Tuesday, December 14, 2004

A Confused Kind of Christian

Somebody told me there was a revolution on in Christianity. Being that I'm a product of that famous revolution that happened 'round about 1776 I decided to see if this new revolution was worth joining. I managed to get my hands on a copy of Brian D. McLaren's book A New Kind of Christian, which is apparently the first in a series of books that advocates a shift from 'Modern Christianity' to 'Postmodern Christianity' (this shift is the aforementioned revolution). I read the book relatively slowly, taking notes and trying to see what McLaren had in mind. After reading ANKoC I must say that his vision is not exactly clear (I've been told he is more clear in his subsequent books). I'll explain as we go on.

The book opens with a frustrated pastor who befriends a high school science teacher named 'Neo.' Neo is the postmodern Christian hero of the book, and he introduces the pastor to new way of ministering. Supposedly the Modern Era epistemology that includes pigeon-holing, dissecting God in the name of theology, and reading the Bible as an answer key in the back of text book is out of touch with where the culture is going and if we are going to continue to minister we need to take the postmodern turn.

I find it interesting that almost all of the problems McLaren pointed out I have pointed out to others in the past (and McLaren would certainly put me in the modernist camp). I agree that we do pigeon-hole things and try to make difficult things too black and white. I agree that in the pursuit of theology we often lose emotional connection with God (though I wonder what McLaren would say about me, since my most intense emotional experiences in recent years have come in my theology classes). Again, I agree that the Bible is not to be read as a cheap and easy answer book. What I never heard McLaren state is a compelling reason to go postmodern. The closest thing I read was that this is where our culture was heading, which reminds me less of the early church and more of those who kowtowed to the logical positivists in the early 20th Century. I suspect that postmodernism is going to meet a fate similar to that of logical positivism. Neither are tenable.
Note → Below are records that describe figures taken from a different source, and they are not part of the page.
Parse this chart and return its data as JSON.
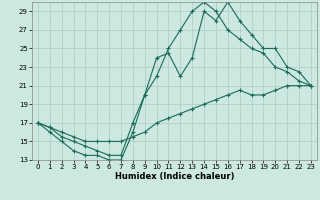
{
  "xlabel": "Humidex (Indice chaleur)",
  "background_color": "#cce8e0",
  "grid_color": "#aaccc4",
  "line_color": "#1a6b5a",
  "xlim": [
    -0.5,
    23.5
  ],
  "ylim": [
    13,
    30
  ],
  "yticks": [
    13,
    15,
    17,
    19,
    21,
    23,
    25,
    27,
    29
  ],
  "xticks": [
    0,
    1,
    2,
    3,
    4,
    5,
    6,
    7,
    8,
    9,
    10,
    11,
    12,
    13,
    14,
    15,
    16,
    17,
    18,
    19,
    20,
    21,
    22,
    23
  ],
  "line1_x": [
    0,
    1,
    2,
    3,
    4,
    5,
    6,
    7,
    8,
    9,
    10,
    11,
    12,
    13,
    14,
    15,
    16,
    17,
    18,
    19,
    20,
    21,
    22,
    23
  ],
  "line1_y": [
    17,
    16,
    15,
    14,
    13.5,
    13.5,
    13,
    13,
    16,
    20,
    24,
    24.5,
    22,
    24,
    29,
    28,
    30,
    28,
    26.5,
    25,
    25,
    23,
    22.5,
    21
  ],
  "line2_x": [
    0,
    1,
    2,
    3,
    4,
    5,
    6,
    7,
    8,
    9,
    10,
    11,
    12,
    13,
    14,
    15,
    16,
    17,
    18,
    19,
    20,
    21,
    22,
    23
  ],
  "line2_y": [
    17,
    16.5,
    15.5,
    15,
    14.5,
    14,
    13.5,
    13.5,
    17,
    20,
    22,
    25,
    27,
    29,
    30,
    29,
    27,
    26,
    25,
    24.5,
    23,
    22.5,
    21.5,
    21
  ],
  "line3_x": [
    0,
    1,
    2,
    3,
    4,
    5,
    6,
    7,
    8,
    9,
    10,
    11,
    12,
    13,
    14,
    15,
    16,
    17,
    18,
    19,
    20,
    21,
    22,
    23
  ],
  "line3_y": [
    17,
    16.5,
    16,
    15.5,
    15,
    15,
    15,
    15,
    15.5,
    16,
    17,
    17.5,
    18,
    18.5,
    19,
    19.5,
    20,
    20.5,
    20,
    20,
    20.5,
    21,
    21,
    21
  ]
}
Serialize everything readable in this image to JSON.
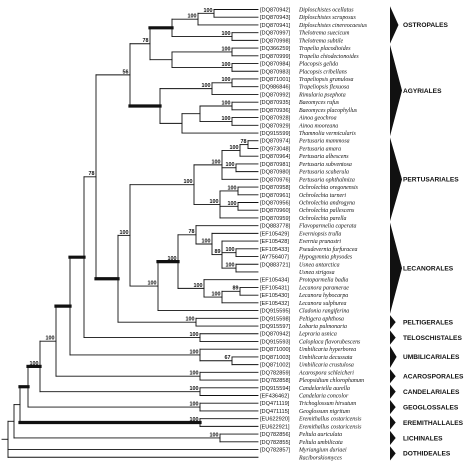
{
  "taxa": [
    {
      "accession": "[DQ870942]",
      "species": "Diploschistes ocellatus"
    },
    {
      "accession": "[DQ870943]",
      "species": "Diploschistes scruposus"
    },
    {
      "accession": "[DQ870941]",
      "species": "Diploschistes cinereocaesius"
    },
    {
      "accession": "[DQ870997]",
      "species": "Thelotrema suecicum"
    },
    {
      "accession": "[DQ870998]",
      "species": "Thelotrema subtile"
    },
    {
      "accession": "[DQ366259]",
      "species": "Trapelia placodioides"
    },
    {
      "accession": "[DQ870999]",
      "species": "Trapelia chiodectonoides"
    },
    {
      "accession": "[DQ870984]",
      "species": "Placopsis gelida"
    },
    {
      "accession": "[DQ870983]",
      "species": "Placopsis cribellans"
    },
    {
      "accession": "[DQ871001]",
      "species": "Trapeliopsis granulosa"
    },
    {
      "accession": "[DQ986846]",
      "species": "Trapeliopsis flexuosa"
    },
    {
      "accession": "[DQ870992]",
      "species": "Rimularia psephota"
    },
    {
      "accession": "[DQ870935]",
      "species": "Baeomyces rufus"
    },
    {
      "accession": "[DQ870936]",
      "species": "Baeomyces placophyllus"
    },
    {
      "accession": "[DQ870928]",
      "species": "Ainoa geochroa"
    },
    {
      "accession": "[DQ870929]",
      "species": "Ainoa mooreana"
    },
    {
      "accession": "[DQ915599]",
      "species": "Thamnolia vermicularis"
    },
    {
      "accession": "[DQ870974]",
      "species": "Pertusaria mammosa"
    },
    {
      "accession": "[DQ973048]",
      "species": "Pertusaria amara"
    },
    {
      "accession": "[DQ870964]",
      "species": "Pertusaria albescens"
    },
    {
      "accession": "[DQ870981]",
      "species": "Pertusaria subventosa"
    },
    {
      "accession": "[DQ870980]",
      "species": "Pertusaria scaberula"
    },
    {
      "accession": "[DQ870976]",
      "species": "Pertusaria ophthalmiza"
    },
    {
      "accession": "[DQ870958]",
      "species": "Ochrolechia oregonensis"
    },
    {
      "accession": "[DQ870961]",
      "species": "Ochrolechia turneri"
    },
    {
      "accession": "[DQ870956]",
      "species": "Ochrolechia androgyna"
    },
    {
      "accession": "[DQ870960]",
      "species": "Ochrolechia pallescens"
    },
    {
      "accession": "[DQ870959]",
      "species": "Ochrolechia parella"
    },
    {
      "accession": "[DQ883778]",
      "species": "Flavoparmelia caperata"
    },
    {
      "accession": "[EF105429]",
      "species": "Everniopsis trulla"
    },
    {
      "accession": "[EF105428]",
      "species": "Evernia prunastri"
    },
    {
      "accession": "[EF105433]",
      "species": "Pseudevernia furfuracea"
    },
    {
      "accession": "[AY756407]",
      "species": "Hypogymnia physodes"
    },
    {
      "accession": "[DQ883721]",
      "species": "Usnea antarctica"
    },
    {
      "accession": "",
      "species": "Usnea strigosa"
    },
    {
      "accession": "[EF105434]",
      "species": "Protoparmelia badia"
    },
    {
      "accession": "[EF105431]",
      "species": "Lecanora paramerae"
    },
    {
      "accession": "[EF105430]",
      "species": "Lecanora hybocarpa"
    },
    {
      "accession": "[EF105432]",
      "species": "Lecanora sulphurea"
    },
    {
      "accession": "[DQ915595]",
      "species": "Cladonia rangiferina"
    },
    {
      "accession": "[DQ915598]",
      "species": "Peltigera aphthosa"
    },
    {
      "accession": "[DQ915597]",
      "species": "Lobaria pulmonaria"
    },
    {
      "accession": "[DQ870942]",
      "species": "Lepraria usnica"
    },
    {
      "accession": "[DQ915593]",
      "species": "Caloplaca flavorubescens"
    },
    {
      "accession": "[DQ871000]",
      "species": "Umbilicaria hyperborea"
    },
    {
      "accession": "[DQ871003]",
      "species": "Umbilicaria decussata"
    },
    {
      "accession": "[DQ871002]",
      "species": "Umbilicaria crustulosa"
    },
    {
      "accession": "[DQ782859]",
      "species": "Acarospora schleicheri"
    },
    {
      "accession": "[DQ782858]",
      "species": "Pleopsidium chlorophanum"
    },
    {
      "accession": "[DQ915594]",
      "species": "Candelariella aurella"
    },
    {
      "accession": "[EF436462]",
      "species": "Candelaria concolor"
    },
    {
      "accession": "[DQ471119]",
      "species": "Trichoglossum hirsutum"
    },
    {
      "accession": "[DQ471115]",
      "species": "Geoglossum nigritum"
    },
    {
      "accession": "[EU622920]",
      "species": "Eremithallus costaricensis"
    },
    {
      "accession": "[EU622921]",
      "species": "Eremithallus costaricensis"
    },
    {
      "accession": "[DQ782856]",
      "species": "Peltula auriculata"
    },
    {
      "accession": "[DQ782855]",
      "species": "Peltula umbilicata"
    },
    {
      "accession": "[DQ782857]",
      "species": "Myriangium duriaei"
    },
    {
      "accession": "",
      "species": "Raciborskiomyces"
    }
  ],
  "orders": [
    {
      "name": "OSTROPALES"
    },
    {
      "name": "AGYRIALES"
    },
    {
      "name": "PERTUSARIALES"
    },
    {
      "name": "LECANORALES"
    },
    {
      "name": "PELTIGERALES"
    },
    {
      "name": "TELOSCHISTALES"
    },
    {
      "name": "UMBILICARIALES"
    },
    {
      "name": "ACAROSPORALES"
    },
    {
      "name": "CANDELARIALES"
    },
    {
      "name": "GEOGLOSSALES"
    },
    {
      "name": "EREMITHALLALES"
    },
    {
      "name": "LICHINALES"
    },
    {
      "name": "DOTHIDEALES"
    }
  ],
  "bootstrap": [
    "100",
    "100",
    "100",
    "100",
    "100",
    "78",
    "100",
    "100",
    "100",
    "100",
    "56",
    "78",
    "100",
    "100",
    "100",
    "100",
    "100",
    "100",
    "100",
    "100",
    "100",
    "89",
    "100",
    "78",
    "89",
    "100",
    "100",
    "100",
    "100",
    "100",
    "100",
    "78",
    "100",
    "67",
    "100",
    "100",
    "100",
    "100",
    "100",
    "100",
    "100",
    "100"
  ]
}
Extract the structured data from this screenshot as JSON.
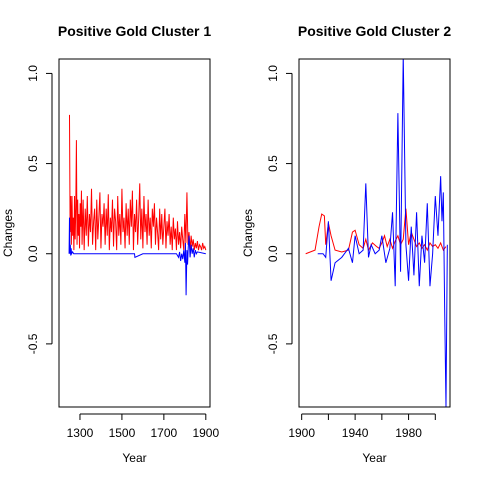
{
  "colors": {
    "red_series": "#ff0000",
    "blue_series": "#0000ff",
    "axis": "#000000"
  },
  "chart_data": [
    {
      "type": "line",
      "title": "Positive Gold Cluster 1",
      "xlabel": "Year",
      "ylabel": "Changes",
      "xlim": [
        1200,
        1920
      ],
      "ylim": [
        -0.85,
        1.08
      ],
      "xticks": [
        1300,
        1500,
        1700,
        1900
      ],
      "xtick_labels": [
        "1300",
        "1500",
        "1700",
        "1900"
      ],
      "yticks": [
        -0.5,
        0.0,
        0.5,
        1.0
      ],
      "ytick_labels": [
        "-0.5",
        "0.0",
        "0.5",
        "1.0"
      ],
      "grid": false,
      "series": [
        {
          "color": "#ff0000",
          "x": [
            1250,
            1253,
            1256,
            1259,
            1262,
            1265,
            1268,
            1271,
            1274,
            1277,
            1280,
            1283,
            1286,
            1289,
            1292,
            1295,
            1298,
            1301,
            1304,
            1307,
            1310,
            1315,
            1320,
            1325,
            1330,
            1335,
            1340,
            1345,
            1350,
            1355,
            1360,
            1365,
            1370,
            1375,
            1380,
            1385,
            1390,
            1395,
            1400,
            1405,
            1410,
            1415,
            1420,
            1425,
            1430,
            1435,
            1440,
            1445,
            1450,
            1455,
            1460,
            1465,
            1470,
            1475,
            1480,
            1485,
            1490,
            1495,
            1500,
            1505,
            1510,
            1515,
            1520,
            1525,
            1530,
            1535,
            1540,
            1545,
            1550,
            1555,
            1560,
            1565,
            1570,
            1575,
            1580,
            1585,
            1590,
            1595,
            1600,
            1605,
            1610,
            1615,
            1620,
            1625,
            1630,
            1635,
            1640,
            1645,
            1650,
            1655,
            1660,
            1665,
            1670,
            1675,
            1680,
            1685,
            1690,
            1695,
            1700,
            1705,
            1710,
            1715,
            1720,
            1725,
            1730,
            1735,
            1740,
            1745,
            1750,
            1755,
            1760,
            1765,
            1770,
            1775,
            1780,
            1785,
            1790,
            1795,
            1800,
            1805,
            1810,
            1815,
            1820,
            1825,
            1830,
            1835,
            1840,
            1845,
            1850,
            1855,
            1860,
            1865,
            1870,
            1875,
            1880,
            1885,
            1890,
            1895,
            1900
          ],
          "y": [
            0.77,
            0.12,
            0.32,
            0.05,
            0.32,
            0.1,
            0.2,
            0.02,
            0.32,
            0.08,
            0.25,
            0.63,
            0.05,
            0.3,
            0.1,
            0.22,
            0.03,
            0.28,
            0.15,
            0.35,
            0.05,
            0.3,
            0.02,
            0.25,
            0.1,
            0.32,
            0.04,
            0.22,
            0.12,
            0.36,
            0.05,
            0.18,
            0.25,
            0.02,
            0.3,
            0.08,
            0.2,
            0.34,
            0.03,
            0.22,
            0.15,
            0.28,
            0.05,
            0.25,
            0.1,
            0.33,
            0.02,
            0.2,
            0.12,
            0.3,
            0.04,
            0.25,
            0.18,
            0.02,
            0.32,
            0.1,
            0.22,
            0.05,
            0.36,
            0.12,
            0.2,
            0.03,
            0.28,
            0.1,
            0.25,
            0.05,
            0.3,
            0.15,
            0.35,
            0.02,
            0.22,
            0.12,
            0.3,
            0.05,
            0.2,
            0.39,
            0.08,
            0.25,
            0.03,
            0.32,
            0.12,
            0.22,
            0.05,
            0.3,
            0.1,
            0.2,
            0.03,
            0.25,
            0.15,
            0.28,
            0.05,
            0.2,
            0.12,
            0.02,
            0.25,
            0.08,
            0.22,
            0.05,
            0.15,
            0.25,
            0.03,
            0.18,
            0.1,
            0.22,
            0.05,
            0.15,
            0.02,
            0.2,
            0.08,
            0.14,
            0.02,
            0.18,
            0.05,
            0.12,
            0.03,
            0.15,
            0.08,
            0.02,
            0.22,
            0.06,
            0.34,
            0.05,
            0.12,
            0.02,
            0.1,
            0.04,
            0.08,
            0.02,
            0.06,
            0.03,
            0.07,
            0.02,
            0.05,
            0.04,
            0.02,
            0.06,
            0.03,
            0.04,
            0.02
          ]
        },
        {
          "color": "#0000ff",
          "x": [
            1248,
            1250,
            1252,
            1254,
            1256,
            1258,
            1260,
            1265,
            1270,
            1300,
            1400,
            1500,
            1560,
            1562,
            1600,
            1700,
            1760,
            1770,
            1775,
            1780,
            1785,
            1790,
            1795,
            1800,
            1803,
            1806,
            1810,
            1813,
            1816,
            1820,
            1825,
            1830,
            1835,
            1840,
            1845,
            1850,
            1855,
            1860,
            1900
          ],
          "y": [
            0.0,
            0.2,
            0.0,
            0.05,
            -0.01,
            0.03,
            0.0,
            0.01,
            0.0,
            0.0,
            0.0,
            0.0,
            0.0,
            -0.02,
            0.0,
            0.0,
            0.0,
            -0.02,
            0.01,
            -0.04,
            0.0,
            -0.03,
            0.02,
            -0.05,
            0.06,
            -0.23,
            0.02,
            -0.06,
            0.03,
            0.1,
            -0.02,
            0.05,
            0.0,
            0.03,
            -0.02,
            0.02,
            0.0,
            0.01,
            0.0
          ]
        }
      ]
    },
    {
      "type": "line",
      "title": "Positive Gold Cluster 2",
      "xlabel": "Year",
      "ylabel": "Changes",
      "xlim": [
        1898,
        2011
      ],
      "ylim": [
        -0.85,
        1.08
      ],
      "xticks": [
        1900,
        1920,
        1940,
        1960,
        1980,
        2000
      ],
      "xtick_labels": [
        "1900",
        "",
        "1940",
        "",
        "1980",
        ""
      ],
      "yticks": [
        -0.5,
        0.0,
        0.5,
        1.0
      ],
      "ytick_labels": [
        "-0.5",
        "0.0",
        "0.5",
        "1.0"
      ],
      "grid": false,
      "series": [
        {
          "color": "#ff0000",
          "x": [
            1903,
            1910,
            1913,
            1915,
            1917,
            1918,
            1920,
            1922,
            1925,
            1930,
            1935,
            1938,
            1940,
            1943,
            1946,
            1948,
            1950,
            1953,
            1956,
            1958,
            1960,
            1962,
            1964,
            1966,
            1968,
            1970,
            1972,
            1974,
            1976,
            1978,
            1980,
            1982,
            1984,
            1986,
            1988,
            1990,
            1992,
            1994,
            1996,
            1998,
            2000,
            2002,
            2004,
            2006,
            2008
          ],
          "y": [
            0.0,
            0.02,
            0.15,
            0.22,
            0.21,
            0.05,
            0.17,
            0.1,
            0.02,
            0.01,
            0.02,
            0.12,
            0.13,
            0.05,
            0.03,
            0.08,
            0.02,
            0.06,
            0.04,
            0.03,
            0.06,
            0.1,
            0.04,
            0.08,
            0.03,
            0.07,
            0.1,
            0.05,
            0.08,
            0.25,
            0.05,
            0.12,
            0.08,
            0.04,
            0.06,
            0.03,
            0.05,
            0.02,
            0.06,
            0.04,
            0.05,
            0.03,
            0.06,
            0.02,
            0.04
          ]
        },
        {
          "color": "#0000ff",
          "x": [
            1912,
            1916,
            1918,
            1920,
            1922,
            1925,
            1930,
            1935,
            1938,
            1940,
            1943,
            1946,
            1948,
            1950,
            1952,
            1955,
            1958,
            1960,
            1963,
            1966,
            1968,
            1970,
            1972,
            1974,
            1976,
            1978,
            1980,
            1982,
            1984,
            1986,
            1988,
            1990,
            1992,
            1994,
            1996,
            1998,
            2000,
            2002,
            2004,
            2005,
            2006,
            2007,
            2008,
            2009
          ],
          "y": [
            0.0,
            0.0,
            -0.02,
            0.18,
            -0.15,
            -0.05,
            -0.02,
            0.03,
            -0.05,
            0.1,
            0.0,
            0.02,
            0.39,
            -0.02,
            0.05,
            0.0,
            0.02,
            0.1,
            -0.05,
            0.03,
            0.23,
            -0.18,
            0.78,
            -0.1,
            1.1,
            0.05,
            -0.15,
            0.15,
            -0.12,
            0.23,
            -0.18,
            0.1,
            -0.05,
            0.28,
            -0.18,
            0.0,
            0.32,
            0.1,
            0.43,
            0.18,
            0.34,
            -0.3,
            -0.85,
            0.05
          ]
        }
      ]
    }
  ]
}
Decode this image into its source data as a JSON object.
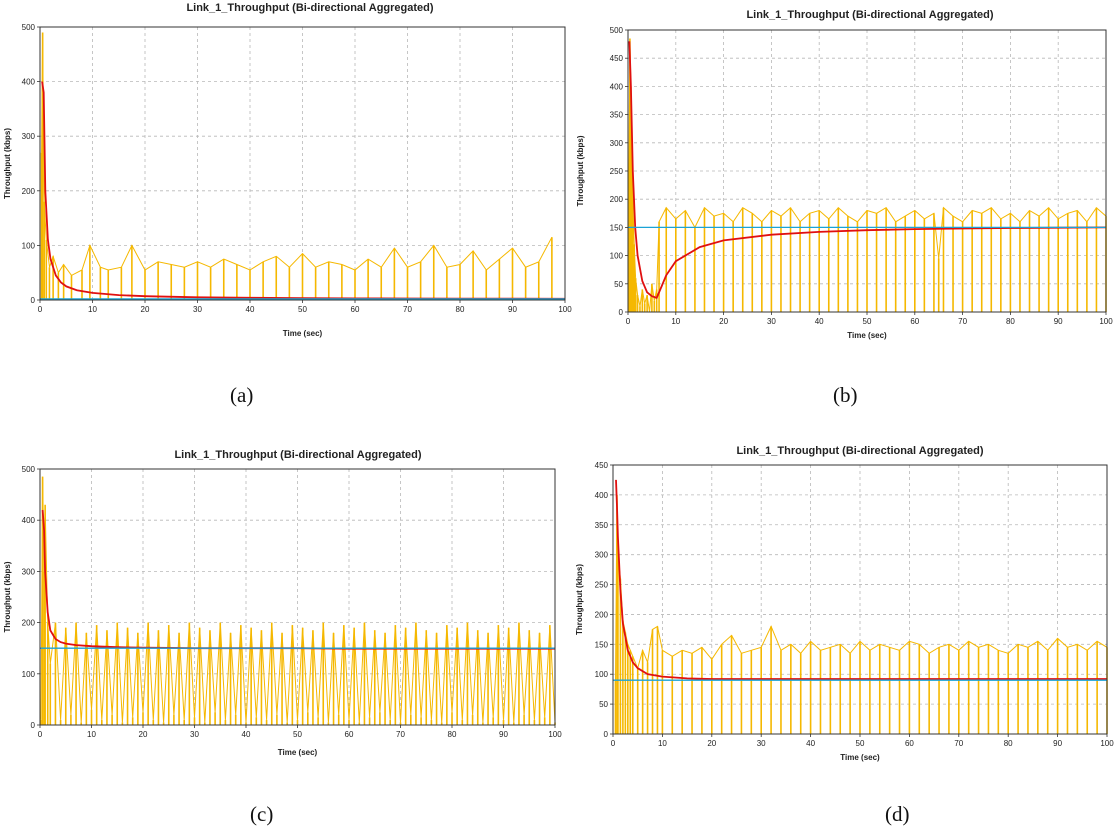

McLaren also has the tendency to waver back and forth between epistemologies, grabbing Modern concepts whenever it suits him. His idea of theology involves asking questions like "if God is like this, what would the universe be like?" Funny, it seems to me that many of my 'modern' compatriots are asking this question and that others have been asking it for centuries! This very question is the sort of question that gave rise to science! It seems that McLaren comes perilously close to 'dissecting God' who supposedly can't be studied (p. 161).

As I read I kept waiting for a 'postmodern bombshell' that could readily identify where McLaren was coming from, but I never got it. I never read phrases like "reality is a construct of our language" although he did come close on page 162 when he was talking about his 'dream seminary.' "We'd help students construct their own models of reality..." he said, but added "...their model isn't reality." But McLaren, through Neo, never says if he believes we can get at reality at all.

There were some good things in the book, such as Neo's recommendation that the Church become more involved in the community and that people should stop 'head-hunting' in evangelism. I particularly liked the comment about how viewing someone as a project takes the friendship out of 'friendship evangelism'. We can adapt culturally to those who have a postmodern bent, but embracing it would be just as much a mistake as fully embracing modernism. It's maddening that McLaren seems so happy to dive head first into this new epistemology while criticizing those who dove headfirst into the last one.

The sad fact of the matter is that postmodernism as a philosophy is a dying paradigm. It will certainly have its adherents for the next half-century or so, but ultimately it will not survive because God has built rationality into us. Finding truth is far too important to humans, even postmodern ones like Neo.